North Carolina Law Bans Atheists, One Gets Into Office Anyway

Some folks tried to prevent newly elected Asheville, North Carolina city councilman Cecil Bothwell from taking office. Because he’s an atheist. And that’s still against the law there, as it is in five other states.

North Carolina’s constitution is clear: politicians who deny the existence of God are barred from holding office. Opponents of Cecil Bothwell are seizing on that law to argue he should not be seated as a City Council member today, even though federal courts have ruled religious tests for public office are unlawful under the U.S. Constitution. Voters elected the writer and builder to the council last month. “I’m not saying that Cecil Bothwell is not a good man, but if he’s an atheist, he’s not eligible to serve in public office, according to the state constitution,” said H.K. Edgerton, a former Asheville NAACP president.
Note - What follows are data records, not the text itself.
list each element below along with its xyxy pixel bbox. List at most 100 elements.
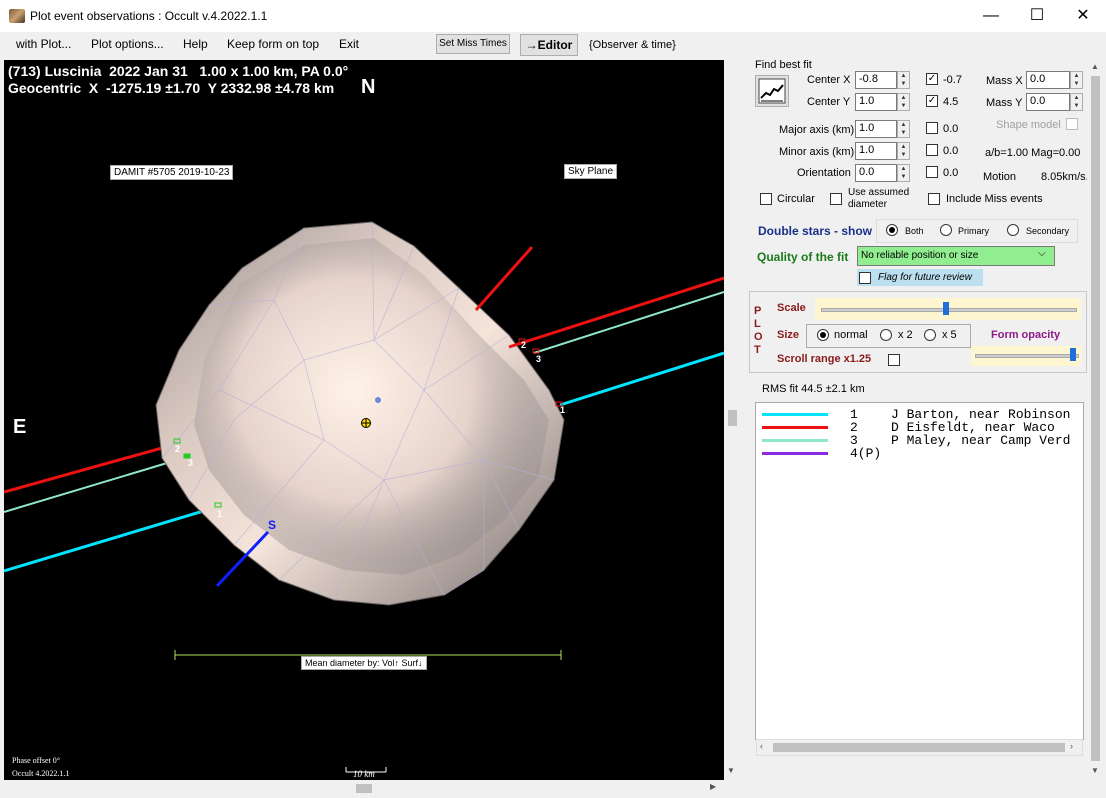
- menu-with-plot[interactable]: with Plot...: [16, 37, 71, 51]
- flag-review-checkbox[interactable]: [859, 272, 871, 284]
- center-y-input[interactable]: 1.0: [855, 93, 897, 111]
- minor-axis-input[interactable]: 1.0: [855, 142, 897, 160]
- major-axis-spinner[interactable]: ▲ ▼: [897, 120, 910, 138]
- orientation-spinner[interactable]: ▲ ▼: [897, 164, 910, 182]
- scroll-thumb[interactable]: [728, 410, 737, 426]
- minimize-button[interactable]: —: [968, 0, 1014, 32]
- orientation-input[interactable]: 0.0: [855, 164, 897, 182]
- quality-dropdown[interactable]: No reliable position or size ⌵: [857, 246, 1055, 266]
- window-title: Plot event observations : Occult v.4.202…: [30, 9, 268, 23]
- both-radio[interactable]: [886, 224, 898, 236]
- major-axis-checkbox[interactable]: [926, 122, 938, 134]
- both-label: Both: [905, 226, 924, 236]
- include-miss-checkbox[interactable]: [928, 193, 940, 205]
- south-label: S: [268, 518, 277, 532]
- scroll-thumb[interactable]: [773, 743, 1065, 752]
- motion-label: Motion: [983, 171, 1017, 183]
- size-x5-label: x 5: [942, 329, 957, 341]
- mass-y-spinner[interactable]: ▲ ▼: [1070, 93, 1083, 111]
- center-x-check-value: -0.7: [943, 74, 962, 86]
- center-y-spinner[interactable]: ▲ ▼: [897, 93, 910, 111]
- scale-slider[interactable]: [815, 298, 1081, 320]
- plot-horizontal-scrollbar[interactable]: ▶: [4, 780, 724, 797]
- list-item[interactable]: 4(P): [756, 446, 881, 461]
- menu-exit[interactable]: Exit: [339, 37, 359, 51]
- mass-x-label: Mass X: [986, 75, 1023, 87]
- chord-label-1-left: 1: [217, 509, 223, 519]
- scroll-down-arrow[interactable]: ▼: [727, 766, 735, 775]
- observer-time-label[interactable]: {Observer & time}: [589, 39, 676, 51]
- ab-mag-label: a/b=1.00 Mag=0.00: [985, 147, 1081, 159]
- upper-red-line: [474, 246, 534, 311]
- mass-y-label: Mass Y: [986, 97, 1023, 109]
- chord-label-3-left: 3: [188, 458, 194, 468]
- form-opacity-label: Form opacity: [991, 329, 1061, 341]
- primary-radio[interactable]: [940, 224, 952, 236]
- circular-label: Circular: [777, 193, 815, 205]
- legend-horizontal-scrollbar[interactable]: ‹ ›: [756, 739, 1083, 756]
- minor-axis-checkbox[interactable]: [926, 144, 938, 156]
- plot-vertical-scrollbar[interactable]: ▼: [724, 60, 741, 780]
- panel-vertical-scrollbar[interactable]: ▲ ▼: [1087, 60, 1104, 780]
- close-button[interactable]: ✕: [1060, 0, 1106, 32]
- rms-fit-label: RMS fit 44.5 ±2.1 km: [762, 383, 865, 395]
- center-y-checkbox[interactable]: ✓: [926, 95, 938, 107]
- legend-name: P Maley, near Camp Verd: [891, 433, 1071, 448]
- menu-keep-on-top[interactable]: Keep form on top: [227, 37, 319, 51]
- damit-label: DAMIT #5705 2019-10-23: [110, 165, 234, 180]
- orientation-checkbox[interactable]: [926, 166, 938, 178]
- scroll-down-arrow[interactable]: ▼: [1091, 766, 1099, 775]
- legend-num: 4(P): [850, 446, 882, 461]
- set-miss-times-button[interactable]: Set Miss Times: [436, 34, 510, 54]
- menu-help[interactable]: Help: [183, 37, 208, 51]
- scale-thumb[interactable]: [943, 302, 949, 315]
- center-x-spinner[interactable]: ▲ ▼: [897, 71, 910, 89]
- major-axis-input[interactable]: 1.0: [855, 120, 897, 138]
- circular-checkbox[interactable]: [760, 193, 772, 205]
- chord-label-2-left: 2: [175, 444, 181, 454]
- center-y-check-value: 4.5: [943, 96, 959, 108]
- size-normal-radio[interactable]: [817, 329, 829, 341]
- mass-y-input[interactable]: 0.0: [1026, 93, 1070, 111]
- scroll-right-arrow[interactable]: ›: [1070, 741, 1073, 751]
- scroll-thumb[interactable]: [356, 784, 372, 793]
- maximize-button[interactable]: ☐: [1014, 0, 1060, 32]
- chord-3-right: [533, 291, 724, 354]
- list-item[interactable]: 1 J Barton, near Robinson: [756, 407, 1070, 422]
- scroll-thumb[interactable]: [1091, 76, 1100, 761]
- minor-axis-check-value: 0.0: [943, 145, 959, 157]
- opacity-slider[interactable]: [971, 346, 1081, 366]
- size-x5-radio[interactable]: [924, 329, 936, 341]
- size-x2-radio[interactable]: [880, 329, 892, 341]
- quality-label: Quality of the fit: [757, 250, 849, 264]
- orientation-label: Orientation: [797, 167, 851, 179]
- scroll-right-arrow[interactable]: ▶: [710, 782, 716, 791]
- scale-track: [821, 308, 1077, 312]
- shape-model-checkbox[interactable]: [1066, 118, 1078, 130]
- find-best-fit-button[interactable]: [755, 75, 789, 107]
- scroll-up-arrow[interactable]: ▲: [1091, 62, 1099, 71]
- centroid-dot: [375, 397, 381, 403]
- quality-value: No reliable position or size: [861, 250, 979, 261]
- scroll-left-arrow[interactable]: ‹: [760, 741, 763, 751]
- list-item[interactable]: 2 D Eisfeldt, near Waco: [756, 420, 1055, 435]
- opacity-thumb[interactable]: [1070, 348, 1076, 361]
- editor-button[interactable]: →Editor: [520, 34, 578, 56]
- minor-axis-spinner[interactable]: ▲ ▼: [897, 142, 910, 160]
- use-assumed-checkbox[interactable]: [830, 193, 842, 205]
- secondary-radio[interactable]: [1007, 224, 1019, 236]
- mass-x-input[interactable]: 0.0: [1026, 71, 1070, 89]
- scale-bar-label: 10 km: [353, 769, 375, 779]
- observer-legend-list[interactable]: 1 J Barton, near Robinson 2 D Eisfeldt, …: [755, 402, 1084, 740]
- use-assumed-label: Use assumed diameter: [848, 187, 910, 210]
- legend-line-2: [762, 426, 828, 429]
- menu-plot-options[interactable]: Plot options...: [91, 37, 164, 51]
- scroll-range-checkbox[interactable]: [888, 354, 900, 366]
- phase-offset: Phase offset 0°: [12, 756, 60, 765]
- center-x-input[interactable]: -0.8: [855, 71, 897, 89]
- plot-canvas[interactable]: (713) Luscinia 2022 Jan 31 1.00 x 1.00 k…: [4, 60, 724, 780]
- center-x-checkbox[interactable]: ✓: [926, 73, 938, 85]
- mass-x-spinner[interactable]: ▲ ▼: [1070, 71, 1083, 89]
- plot-header-line2: Geocentric X -1275.19 ±1.70 Y 2332.98 ±4…: [8, 80, 335, 96]
- list-item[interactable]: 3 P Maley, near Camp Verd: [756, 433, 1070, 448]
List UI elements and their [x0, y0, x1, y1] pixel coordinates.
Article 6, section 8 of the state constitution says: “The following persons shall be disqualified for office: First, any person who shall deny the being of Almighty God.” Rights enshrined in the U.S. Constitution trump the restriction in the state constitution, said Bob Orr, executive director of the N.C. Institute for Constitutional Law.

Bothwell “affirmed” his oath of office late on Tuesday, because state law allows one to avoid placing a hand on the Bible and swearing “so help me God.” His case is being cited by some “Tenthers” as another example of the imposition of federal laws on the states.

RELATED: Rep. Pete Stark (D-CA) is the only openly atheist person ever elected to Congress.